Sampling determines how we collect data and directly controls the quality of every conclusion we draw. This file covers random, stratified, cluster, and systematic sampling, sampling distributions, the law of large numbers, and bootstrapping -- methods essential for training/test splits and dataset curation in ML.

  • In an ideal world, you would measure every single member of the group you care about. In practice, that is almost never possible. You cannot survey every voter, test every light bulb, or scan every patient. So you take a sample and use it to learn about the whole.
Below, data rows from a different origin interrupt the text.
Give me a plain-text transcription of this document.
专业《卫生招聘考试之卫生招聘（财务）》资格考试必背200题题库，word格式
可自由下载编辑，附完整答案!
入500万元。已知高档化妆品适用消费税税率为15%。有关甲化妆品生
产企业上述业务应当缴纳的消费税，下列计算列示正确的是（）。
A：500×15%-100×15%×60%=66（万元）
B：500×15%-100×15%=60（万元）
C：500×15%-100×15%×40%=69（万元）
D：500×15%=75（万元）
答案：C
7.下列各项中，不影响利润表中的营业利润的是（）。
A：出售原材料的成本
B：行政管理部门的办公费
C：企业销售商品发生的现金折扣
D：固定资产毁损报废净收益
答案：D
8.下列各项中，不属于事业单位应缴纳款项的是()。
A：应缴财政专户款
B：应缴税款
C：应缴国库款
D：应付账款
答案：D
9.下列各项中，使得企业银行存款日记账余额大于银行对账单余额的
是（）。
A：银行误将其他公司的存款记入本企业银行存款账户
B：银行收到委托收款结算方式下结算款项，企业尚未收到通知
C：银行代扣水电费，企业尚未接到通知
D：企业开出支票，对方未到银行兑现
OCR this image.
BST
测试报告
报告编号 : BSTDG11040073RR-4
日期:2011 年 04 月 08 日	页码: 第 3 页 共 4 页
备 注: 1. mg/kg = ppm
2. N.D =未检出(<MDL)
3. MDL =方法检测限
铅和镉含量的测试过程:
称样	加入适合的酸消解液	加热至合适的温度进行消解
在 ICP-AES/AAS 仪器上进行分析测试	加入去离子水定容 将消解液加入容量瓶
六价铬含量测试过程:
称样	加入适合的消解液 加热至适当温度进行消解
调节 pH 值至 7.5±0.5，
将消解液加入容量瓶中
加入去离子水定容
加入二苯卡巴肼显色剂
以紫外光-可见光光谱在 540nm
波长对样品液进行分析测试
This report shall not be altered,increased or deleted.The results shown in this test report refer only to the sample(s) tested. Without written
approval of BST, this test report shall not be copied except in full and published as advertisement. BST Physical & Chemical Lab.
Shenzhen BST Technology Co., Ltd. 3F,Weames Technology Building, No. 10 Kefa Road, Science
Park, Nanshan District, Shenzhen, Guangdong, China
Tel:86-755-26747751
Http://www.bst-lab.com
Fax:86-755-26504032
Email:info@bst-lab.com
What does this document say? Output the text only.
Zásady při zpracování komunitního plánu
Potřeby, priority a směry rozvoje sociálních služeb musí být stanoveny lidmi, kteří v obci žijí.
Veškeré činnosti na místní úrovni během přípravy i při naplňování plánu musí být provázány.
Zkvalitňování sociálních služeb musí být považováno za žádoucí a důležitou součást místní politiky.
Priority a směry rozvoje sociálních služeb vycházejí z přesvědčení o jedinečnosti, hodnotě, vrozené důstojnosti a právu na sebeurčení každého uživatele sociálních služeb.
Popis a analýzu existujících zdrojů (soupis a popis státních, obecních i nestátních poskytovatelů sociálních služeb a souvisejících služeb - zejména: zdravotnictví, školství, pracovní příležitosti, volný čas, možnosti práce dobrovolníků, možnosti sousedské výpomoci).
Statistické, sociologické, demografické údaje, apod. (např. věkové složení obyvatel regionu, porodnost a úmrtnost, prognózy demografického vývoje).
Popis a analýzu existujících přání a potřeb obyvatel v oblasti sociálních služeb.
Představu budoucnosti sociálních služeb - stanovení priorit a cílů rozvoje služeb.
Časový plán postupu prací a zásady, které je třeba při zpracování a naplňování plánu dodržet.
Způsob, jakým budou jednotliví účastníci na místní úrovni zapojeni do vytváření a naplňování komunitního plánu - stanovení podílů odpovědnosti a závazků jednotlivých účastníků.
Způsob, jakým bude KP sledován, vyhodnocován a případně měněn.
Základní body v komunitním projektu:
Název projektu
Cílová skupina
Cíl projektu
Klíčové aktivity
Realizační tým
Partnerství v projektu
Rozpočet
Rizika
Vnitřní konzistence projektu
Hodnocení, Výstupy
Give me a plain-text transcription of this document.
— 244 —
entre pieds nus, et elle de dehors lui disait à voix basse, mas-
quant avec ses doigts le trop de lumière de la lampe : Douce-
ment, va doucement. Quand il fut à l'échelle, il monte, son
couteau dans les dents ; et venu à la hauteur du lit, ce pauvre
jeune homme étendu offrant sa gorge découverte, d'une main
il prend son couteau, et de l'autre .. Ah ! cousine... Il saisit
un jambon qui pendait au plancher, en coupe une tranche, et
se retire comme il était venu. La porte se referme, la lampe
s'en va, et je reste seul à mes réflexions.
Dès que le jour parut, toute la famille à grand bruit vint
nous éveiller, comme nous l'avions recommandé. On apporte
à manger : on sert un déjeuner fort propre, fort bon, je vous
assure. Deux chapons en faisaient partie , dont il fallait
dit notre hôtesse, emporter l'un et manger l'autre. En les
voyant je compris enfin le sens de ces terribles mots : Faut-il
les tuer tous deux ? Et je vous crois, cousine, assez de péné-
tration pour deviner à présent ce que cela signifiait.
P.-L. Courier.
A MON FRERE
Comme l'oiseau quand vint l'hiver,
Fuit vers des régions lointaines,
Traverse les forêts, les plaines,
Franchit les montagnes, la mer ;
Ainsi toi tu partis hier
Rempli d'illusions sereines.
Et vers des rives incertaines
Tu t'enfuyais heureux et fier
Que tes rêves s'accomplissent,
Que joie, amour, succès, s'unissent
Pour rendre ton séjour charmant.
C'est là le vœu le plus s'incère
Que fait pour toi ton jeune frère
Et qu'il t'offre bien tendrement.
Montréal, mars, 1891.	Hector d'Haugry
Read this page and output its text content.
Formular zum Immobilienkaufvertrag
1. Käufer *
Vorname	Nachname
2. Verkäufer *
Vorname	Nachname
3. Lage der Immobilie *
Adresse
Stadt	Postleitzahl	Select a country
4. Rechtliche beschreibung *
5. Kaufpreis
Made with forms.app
  • The population is the complete set of individuals or items you want to study. The sample is the subset you actually observe.

  • A parameter is a number that describes the population (e.g. the true average height of all adults in a country).

  • A statistic is a number computed from your sample (e.g. the average height of the 500 people you measured). Statistics are used to estimate parameters.

  • The quality of your conclusions depends entirely on how you select your sample. A biased sample leads to biased conclusions, no matter how sophisticated your analysis.

  • The sampling frame is the list of all individuals from which you actually draw your sample. Ideally this matches the population perfectly, but in practice there are gaps.

  • For instnce, if you survey people by phone, you miss everyone without a phone. The difference between the frame and the population is called coverage error.

  • Sampling error is the natural discrepancy between a sample statistic and the population parameter.

  • Even a perfectly random sample will not match the population exactly. Larger samples reduce sampling error.

  • There are two broad families of sampling: probability and non-probability.

  • Probability sampling means every member of the population has a known, nonzero chance of being selected. This lets you quantify uncertainty and generalise results.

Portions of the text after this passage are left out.